US Dollar ended last week higher buoyed several market drivers, including concerns of Trump’s administration tariffs, Federal Reserve Bank rate decision and its chief Jerome Powell’s statements, and US data of inflation and spending.
Such market drivers were impactful om the greenback and all other traded assets in global financial markets throughout last week. For example, we have seen gold failure to take decisive moves most of the week.
The Fed cemented fund rate at the same levels adopted since the previous FOMC meeting at 4.25%/4.50% on deposits and loans.
The central bank said in rate statement: “Recent indicators suggest that economic activity has continued to expand at a solid pace. The unemployment rate has stabilized at a low level in recent months, and labor market conditions remain solid. Inflation remains somewhat elevated”.
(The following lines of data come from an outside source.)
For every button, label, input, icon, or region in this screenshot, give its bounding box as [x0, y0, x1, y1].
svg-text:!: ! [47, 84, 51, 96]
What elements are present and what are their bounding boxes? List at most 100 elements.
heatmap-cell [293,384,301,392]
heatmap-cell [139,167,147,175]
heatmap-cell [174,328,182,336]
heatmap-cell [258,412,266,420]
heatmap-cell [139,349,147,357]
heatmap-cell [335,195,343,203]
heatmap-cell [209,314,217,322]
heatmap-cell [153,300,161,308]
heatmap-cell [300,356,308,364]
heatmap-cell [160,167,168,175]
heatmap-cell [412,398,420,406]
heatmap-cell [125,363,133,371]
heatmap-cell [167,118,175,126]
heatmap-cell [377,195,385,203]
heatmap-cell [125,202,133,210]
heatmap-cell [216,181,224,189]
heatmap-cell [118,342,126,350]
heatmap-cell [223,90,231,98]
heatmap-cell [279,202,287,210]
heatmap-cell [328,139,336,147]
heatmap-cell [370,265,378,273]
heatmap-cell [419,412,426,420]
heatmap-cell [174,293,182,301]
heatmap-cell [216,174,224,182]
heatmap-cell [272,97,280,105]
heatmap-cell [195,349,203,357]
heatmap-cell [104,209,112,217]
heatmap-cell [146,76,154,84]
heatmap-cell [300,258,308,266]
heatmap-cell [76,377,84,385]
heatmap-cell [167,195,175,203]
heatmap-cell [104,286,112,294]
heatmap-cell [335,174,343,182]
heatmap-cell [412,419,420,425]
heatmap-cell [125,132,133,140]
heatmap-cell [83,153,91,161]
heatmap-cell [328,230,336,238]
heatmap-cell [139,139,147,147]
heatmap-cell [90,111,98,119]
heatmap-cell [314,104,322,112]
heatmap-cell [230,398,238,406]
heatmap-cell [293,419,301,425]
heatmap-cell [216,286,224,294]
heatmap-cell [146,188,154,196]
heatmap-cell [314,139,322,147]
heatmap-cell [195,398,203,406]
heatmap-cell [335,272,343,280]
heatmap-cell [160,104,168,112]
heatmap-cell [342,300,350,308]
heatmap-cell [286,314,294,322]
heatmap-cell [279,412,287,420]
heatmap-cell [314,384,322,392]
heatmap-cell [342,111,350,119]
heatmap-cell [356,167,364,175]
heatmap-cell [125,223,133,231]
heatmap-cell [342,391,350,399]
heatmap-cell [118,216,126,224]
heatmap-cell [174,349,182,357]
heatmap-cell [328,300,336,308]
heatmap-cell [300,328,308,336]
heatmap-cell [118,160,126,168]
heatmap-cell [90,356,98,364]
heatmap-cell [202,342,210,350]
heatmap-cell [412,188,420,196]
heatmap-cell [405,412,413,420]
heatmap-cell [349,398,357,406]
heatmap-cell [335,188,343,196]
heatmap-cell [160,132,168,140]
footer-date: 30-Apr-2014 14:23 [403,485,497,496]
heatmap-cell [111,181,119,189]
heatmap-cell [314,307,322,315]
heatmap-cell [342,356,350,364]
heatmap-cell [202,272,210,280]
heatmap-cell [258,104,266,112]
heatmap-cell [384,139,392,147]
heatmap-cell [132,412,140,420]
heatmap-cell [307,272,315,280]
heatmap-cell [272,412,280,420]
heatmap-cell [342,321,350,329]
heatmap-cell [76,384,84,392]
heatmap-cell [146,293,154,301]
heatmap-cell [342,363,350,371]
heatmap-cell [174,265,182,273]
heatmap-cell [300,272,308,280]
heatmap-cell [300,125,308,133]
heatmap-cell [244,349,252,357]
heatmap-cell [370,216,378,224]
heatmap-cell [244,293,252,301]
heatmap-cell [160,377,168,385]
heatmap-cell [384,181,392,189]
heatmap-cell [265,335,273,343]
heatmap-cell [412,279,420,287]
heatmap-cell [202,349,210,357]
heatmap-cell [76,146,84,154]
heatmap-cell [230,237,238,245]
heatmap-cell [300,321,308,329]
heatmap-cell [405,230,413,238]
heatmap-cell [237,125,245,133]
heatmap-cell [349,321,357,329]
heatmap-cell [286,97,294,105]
Powell said: “Review of policy framework will wrap up by late summer”, adding that “We do not need to be in a hurry to adjust policy stance”.
Tariffs also played a role in the strong upward trend of the dollar, especially once they had been turned from mere concerns to actual measures.
The white house Press Secretary Karoline Leavitt announced that tariffs on imports from Canada and Mexico are being implemented starting from the first of February 2025. This announcement washed away all expectation of delaying such measures to at least the first of March.
On Saturday, White House said Trump has signed order to impose tariffs on Canada, Mexico and China.
The US dollar settled at high levels by the end of last week trading after posting weekly gains, with the Dollar Index (DXY) above 108.50 points versus the previous week’s close of 107.57 points. The index reached a low of 107.16 points last week and hit a high of 109.33 points.

Wallstreet stocks: limited gains
US stocks made modest gains after markets received good news from earning reports. Four of the Magnificent 7 companies reported earnings this week, contributing to a strong corporate earnings season thus far.
But some factors led such gains to be limited, including DeepSeek shock, Fed’s decision to leave rates unchanged, and Trump’s tariffs.
After DeepSeek’s app soared to the top of Apple’s App Store this week, the Chinese AI lab quickly became the focal point of the tech industry.
DeepSeek’s mobile app quickly ascended to the top of Apple’s App Store charts early in the week and maintained its lead position through Friday, surpassing OpenAI’s ChatGPT. Reports revealed that the development of its new R1 model, which competes with OpenAI’s o1, cost a mere $6 million, leading to a decline in shares of chipmaker Nvidia.
Dow Jones Industrial Average added more than 200 points, or 0.3%, at the end of last week. S&P 500 saw a slight increase, closing at 6033 points compared to the previous week’s close of 6016 points. Meanwhile, the tech-heavy Nasdaq gained more than 300 points over the past week to be the biggest winner in NYSE.

Euro and Lagarde
ECB cut interest rates by 25 basis points to 2.75%, and President Lagarde indicated that additional easing could occur if inflation decreases. Despite this, growth risks remain due to low confidence and geopolitical tensions. Lagarde also dismissed Bitcoin as a reserve asset, emphasizing the importance of liquidity and security.
Christine Lagarde, ECB chief, said in the press conference held after rate decision announcement: “Domestic inflation remains high, mostly because wages and prices in certain sectors are still adjusting to past inflation surge with a substantial delay”.
“Will follow a data-dependent and meeting-by-meeting approach to determining appropriate monetary policy stanceStop “, adding that further rate cuts are likely if inflation continues to decline and economic conditions warrant additional support.
“In particular, interest rate decisions will be based on its assessment of inflation outlook in light of incoming economic and financial data, dynamics of underlying inflation and strength of monetary policy transmission”.
The statements by ECB and its chief pressured the Euro down towards weekly losses and may continue going south this week.
Canadian Dollar also dropped after Bank of Canada cut rates and warned that Trump’s tariffs are likely a main source of threat to Canadian economy. The currency lost 1.3%.
Dollar strength also pressured gold, which led to losses of 1.7% after reaching record highs.
This week
Important economic releases this week include the ISM Manufacturing PMI and nonfarm payrolls report for January.
In addition, a number of tech giants will release earnings reports including Alphabet, Amazon, and Arm. There are other important earnings releases like MicroStrategy this week.